D’une part, l’apôtre estime que ce monde caduc va
bientôt basculer dans le Royaume de Dieu. Inutile donc de s’y investir
durablement en essayant de le prolonger. Il vaut mieux miser sur les valeurs
qui ont un avenir dans l’éternité, autrement dit « les affaires du
Seigneur », beaucoup plus spirituelles, et non pas celles de ce monde qui
passe.
Par ailleurs, partant de son expérience personnelle
au service de l’évangile, Paul pense que le célibat, à l’image du sien, est un
excellent serviteur de la mission christique, au point d’en faire l’éloge et de
souhaiter que le plus possible vivent comme lui.

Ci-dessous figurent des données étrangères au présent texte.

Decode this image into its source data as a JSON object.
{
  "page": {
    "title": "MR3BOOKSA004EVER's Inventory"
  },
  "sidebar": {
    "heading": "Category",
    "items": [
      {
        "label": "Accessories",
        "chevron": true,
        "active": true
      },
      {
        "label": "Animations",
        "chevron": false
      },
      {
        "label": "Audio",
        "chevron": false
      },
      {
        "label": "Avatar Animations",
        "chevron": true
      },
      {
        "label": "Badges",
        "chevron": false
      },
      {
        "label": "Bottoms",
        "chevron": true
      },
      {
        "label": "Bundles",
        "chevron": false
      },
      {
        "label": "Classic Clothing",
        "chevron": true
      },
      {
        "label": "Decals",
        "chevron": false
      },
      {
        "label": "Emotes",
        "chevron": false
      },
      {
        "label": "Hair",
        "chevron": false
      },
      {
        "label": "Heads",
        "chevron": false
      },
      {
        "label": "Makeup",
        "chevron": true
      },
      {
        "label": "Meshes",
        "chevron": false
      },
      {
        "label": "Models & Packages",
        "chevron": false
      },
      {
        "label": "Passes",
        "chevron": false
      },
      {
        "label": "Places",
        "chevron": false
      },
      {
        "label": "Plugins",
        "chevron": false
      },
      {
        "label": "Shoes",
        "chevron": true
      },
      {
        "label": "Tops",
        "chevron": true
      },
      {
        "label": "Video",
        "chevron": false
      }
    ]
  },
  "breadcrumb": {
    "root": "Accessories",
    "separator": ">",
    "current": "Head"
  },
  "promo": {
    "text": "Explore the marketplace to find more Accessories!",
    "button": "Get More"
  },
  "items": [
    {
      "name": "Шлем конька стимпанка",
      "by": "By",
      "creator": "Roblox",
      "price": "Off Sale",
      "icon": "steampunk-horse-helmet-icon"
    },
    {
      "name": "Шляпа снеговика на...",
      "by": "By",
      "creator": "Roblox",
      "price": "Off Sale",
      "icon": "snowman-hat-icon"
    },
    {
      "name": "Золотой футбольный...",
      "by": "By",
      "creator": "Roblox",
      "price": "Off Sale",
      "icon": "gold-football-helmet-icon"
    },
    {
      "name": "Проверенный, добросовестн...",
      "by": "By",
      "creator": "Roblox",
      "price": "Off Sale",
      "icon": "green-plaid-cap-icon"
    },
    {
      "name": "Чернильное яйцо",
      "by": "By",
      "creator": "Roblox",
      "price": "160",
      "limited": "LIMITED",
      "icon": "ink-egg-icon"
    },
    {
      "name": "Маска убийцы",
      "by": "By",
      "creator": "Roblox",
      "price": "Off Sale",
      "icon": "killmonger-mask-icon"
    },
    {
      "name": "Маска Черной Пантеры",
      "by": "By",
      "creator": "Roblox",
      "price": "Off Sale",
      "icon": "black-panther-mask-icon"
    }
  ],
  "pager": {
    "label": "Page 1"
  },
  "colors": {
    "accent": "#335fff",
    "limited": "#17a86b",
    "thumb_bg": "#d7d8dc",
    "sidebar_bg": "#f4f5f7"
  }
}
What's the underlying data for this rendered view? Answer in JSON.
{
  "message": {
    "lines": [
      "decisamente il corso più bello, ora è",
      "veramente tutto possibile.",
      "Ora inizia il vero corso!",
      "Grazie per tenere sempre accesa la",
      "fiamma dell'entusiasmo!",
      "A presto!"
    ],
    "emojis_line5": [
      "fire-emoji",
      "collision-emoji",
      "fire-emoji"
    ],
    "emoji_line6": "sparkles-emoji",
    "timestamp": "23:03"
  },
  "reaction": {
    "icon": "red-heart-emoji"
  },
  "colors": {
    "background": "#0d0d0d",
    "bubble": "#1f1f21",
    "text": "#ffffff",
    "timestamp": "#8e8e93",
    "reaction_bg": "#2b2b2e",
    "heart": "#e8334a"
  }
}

Mais n’allons pas oublier tout le reste de sa
doctrine. Le même apôtre dit que le mariage et le célibat sont des charismes à
vivre comme un don lié à l’appel à la foi, dans le choix responsable de la
liberté. Ils s’inscrivent tous deux dans le registre de l’amour chrétien, celui
qui donne sa vraie valeur à toutes choses, la plus haute et la plus belle des
vocations.
Pour Paul, le mariage est un grand « mystère, »

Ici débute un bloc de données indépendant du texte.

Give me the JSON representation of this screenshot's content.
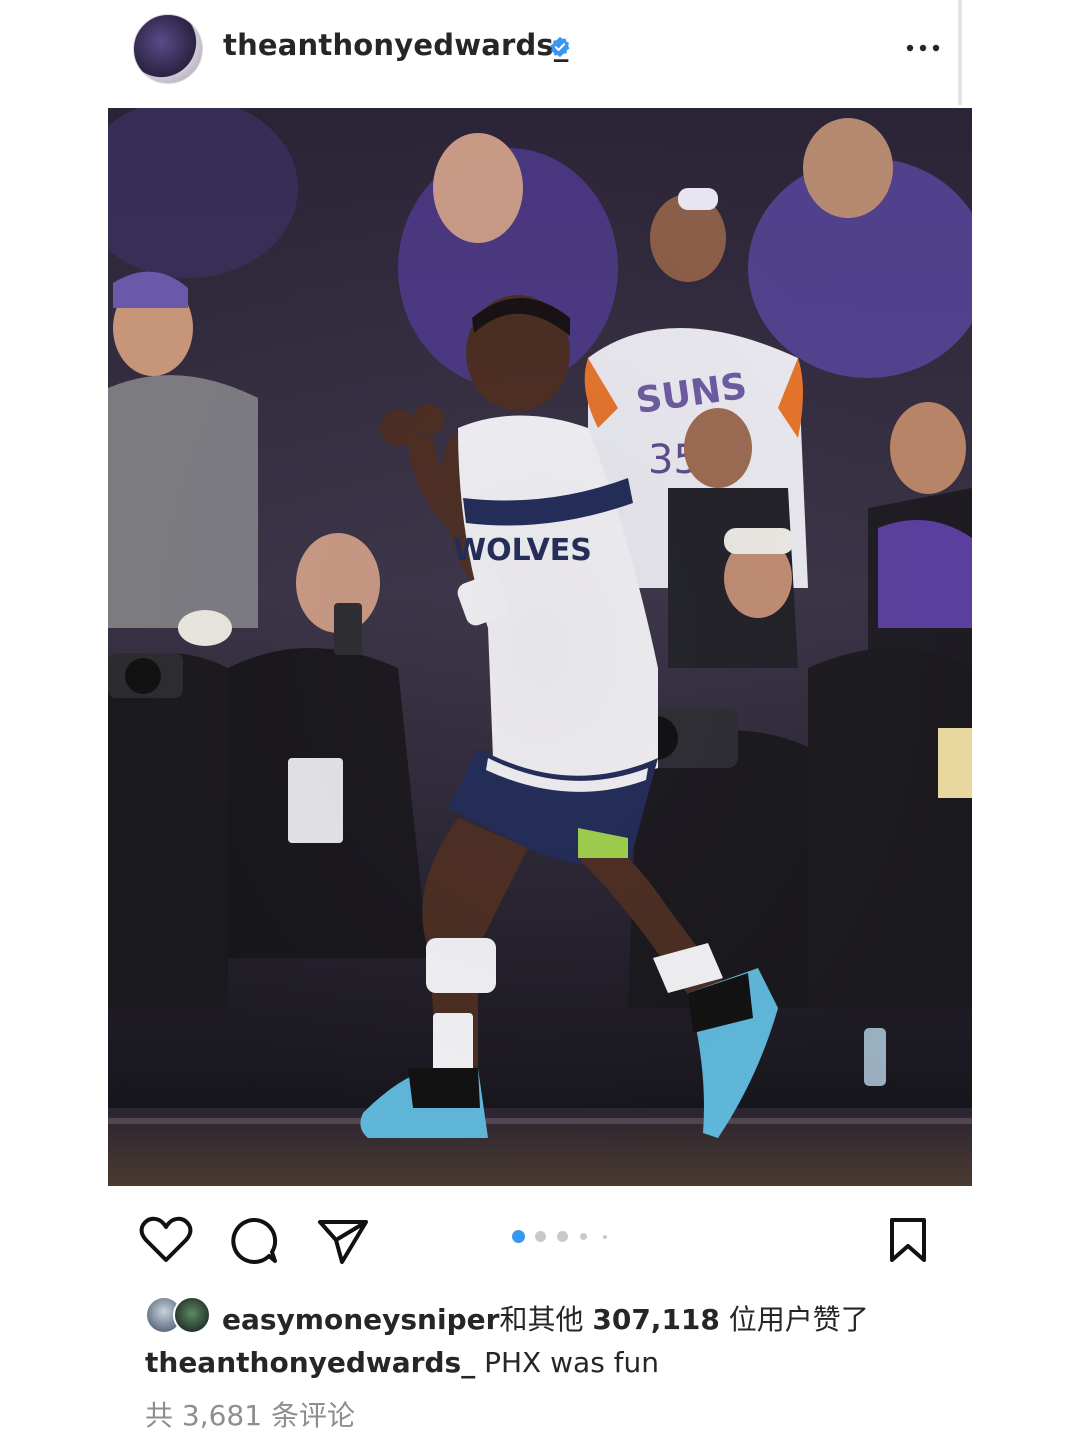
{
  "post": {
    "username": "theanthonyedwards_",
    "verified_icon": "verified-badge-icon",
    "more_icon": "more-options-icon"
  },
  "photo": {
    "jersey_front_text": "WOLVES",
    "fan_jersey_text": "SUNS",
    "fan_jersey_number": "35"
  },
  "actions": {
    "like_icon": "heart-icon",
    "comment_icon": "comment-icon",
    "share_icon": "send-icon",
    "save_icon": "bookmark-icon",
    "carousel_total": 5,
    "carousel_active": 1,
    "accent_color": "#3897f0"
  },
  "likes": {
    "liked_by_user": "easymoneysniper",
    "liked_by_connector": "和其他",
    "liked_count": "307,118",
    "liked_suffix": "位用户赞了"
  },
  "caption": {
    "username": "theanthonyedwards_",
    "text": "PHX was fun"
  },
  "comments": {
    "label": "共 3,681 条评论"
  }
}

que la tradition de l’Eglise a traduit par le vocable « sacrement »,
qui illustre et manifeste la communion mystique du Christ et de son Eglise, y
compris dans la rencontre des corps.
Il ne s’agit pas d’opposer ces deux vocations
complémentaires, toutes deux intégrées dans le dessein de salut divin pour
l’humanité. Même si le célibat « pour le Seigneur » exprime mieux,
comme en anticipation, la destinée ultime de l’être humain, à savoir rejoindre
l’univers transfiguré de la résurrection, au terme de notre vocation pascale.

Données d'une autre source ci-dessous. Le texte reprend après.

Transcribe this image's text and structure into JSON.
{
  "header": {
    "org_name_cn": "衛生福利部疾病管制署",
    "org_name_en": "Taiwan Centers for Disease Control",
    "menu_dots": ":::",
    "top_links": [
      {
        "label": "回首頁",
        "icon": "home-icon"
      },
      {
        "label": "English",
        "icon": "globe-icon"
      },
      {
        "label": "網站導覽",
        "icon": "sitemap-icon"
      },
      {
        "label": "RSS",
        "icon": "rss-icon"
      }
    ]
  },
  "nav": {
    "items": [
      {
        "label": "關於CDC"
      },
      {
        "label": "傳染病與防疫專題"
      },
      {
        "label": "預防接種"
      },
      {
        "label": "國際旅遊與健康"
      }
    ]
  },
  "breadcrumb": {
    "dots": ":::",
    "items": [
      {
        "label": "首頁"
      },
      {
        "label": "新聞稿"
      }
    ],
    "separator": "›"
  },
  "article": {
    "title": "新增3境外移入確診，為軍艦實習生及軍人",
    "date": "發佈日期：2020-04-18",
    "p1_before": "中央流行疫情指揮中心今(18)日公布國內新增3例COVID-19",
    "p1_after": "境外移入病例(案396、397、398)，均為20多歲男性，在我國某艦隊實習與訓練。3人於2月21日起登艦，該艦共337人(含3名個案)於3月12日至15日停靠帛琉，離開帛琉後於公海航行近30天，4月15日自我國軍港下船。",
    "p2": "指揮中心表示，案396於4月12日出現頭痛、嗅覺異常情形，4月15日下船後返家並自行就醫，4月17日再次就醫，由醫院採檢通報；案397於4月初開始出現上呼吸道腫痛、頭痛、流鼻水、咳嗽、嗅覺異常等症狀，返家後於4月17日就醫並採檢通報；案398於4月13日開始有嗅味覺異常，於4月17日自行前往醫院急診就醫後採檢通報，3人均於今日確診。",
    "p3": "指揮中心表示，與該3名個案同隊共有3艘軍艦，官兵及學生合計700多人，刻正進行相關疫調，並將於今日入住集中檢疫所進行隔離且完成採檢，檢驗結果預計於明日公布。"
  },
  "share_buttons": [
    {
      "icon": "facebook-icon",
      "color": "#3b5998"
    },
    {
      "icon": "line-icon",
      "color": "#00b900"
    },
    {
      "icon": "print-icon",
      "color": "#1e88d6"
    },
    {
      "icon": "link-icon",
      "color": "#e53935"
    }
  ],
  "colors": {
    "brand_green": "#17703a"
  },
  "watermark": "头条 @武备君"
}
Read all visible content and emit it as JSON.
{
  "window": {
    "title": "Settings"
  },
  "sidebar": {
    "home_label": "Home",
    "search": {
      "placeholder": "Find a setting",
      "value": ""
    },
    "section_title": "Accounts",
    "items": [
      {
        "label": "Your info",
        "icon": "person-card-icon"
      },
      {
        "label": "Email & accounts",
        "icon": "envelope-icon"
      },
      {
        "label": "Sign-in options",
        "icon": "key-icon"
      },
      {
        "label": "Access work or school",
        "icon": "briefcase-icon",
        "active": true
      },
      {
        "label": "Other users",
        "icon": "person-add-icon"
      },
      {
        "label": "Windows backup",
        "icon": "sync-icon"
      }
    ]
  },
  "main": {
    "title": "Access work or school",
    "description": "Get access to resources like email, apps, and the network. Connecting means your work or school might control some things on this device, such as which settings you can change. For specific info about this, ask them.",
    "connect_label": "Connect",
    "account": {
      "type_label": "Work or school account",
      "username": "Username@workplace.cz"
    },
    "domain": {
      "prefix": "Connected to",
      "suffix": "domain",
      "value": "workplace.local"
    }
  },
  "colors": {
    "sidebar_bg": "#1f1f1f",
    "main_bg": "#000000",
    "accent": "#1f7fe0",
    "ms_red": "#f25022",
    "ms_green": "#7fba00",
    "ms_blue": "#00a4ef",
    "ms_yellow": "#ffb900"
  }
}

Et puis vint l’histoire, l’histoire de l’Eglise.
Cette Eglise a organisé, et parfois codifié, ces deux vocations dans les
espaces culturels des diverses civilisations.
La vocation au célibat s’est
cristallisée, pour beaucoup, dans des communautés religieuses, avec
l’institution des vœux et l’éclosion de multiples et magnifiques missions
portées par de tels engagements.
Comment ne pas louer Dieu et aussi remercier les
chrétiens et les chrétiennes qui ont investi la profondeur de leur foi et leur
capacité
d’amour dans le témoignage de
la vie monastique et les divers services de la mission au cœur du monde ?
Dans l’Eglise
latine, à partir du 12ème siècle, on a estimé qu’il ne fallait
ordonner prêtres que des hommes qui s’engagent dans le célibat pour toute leur
vie. Tandis que les Eglises d’Orient gardaient la discipline qui permet le
ministère presbytéral dans les deux formes de vie, à choix.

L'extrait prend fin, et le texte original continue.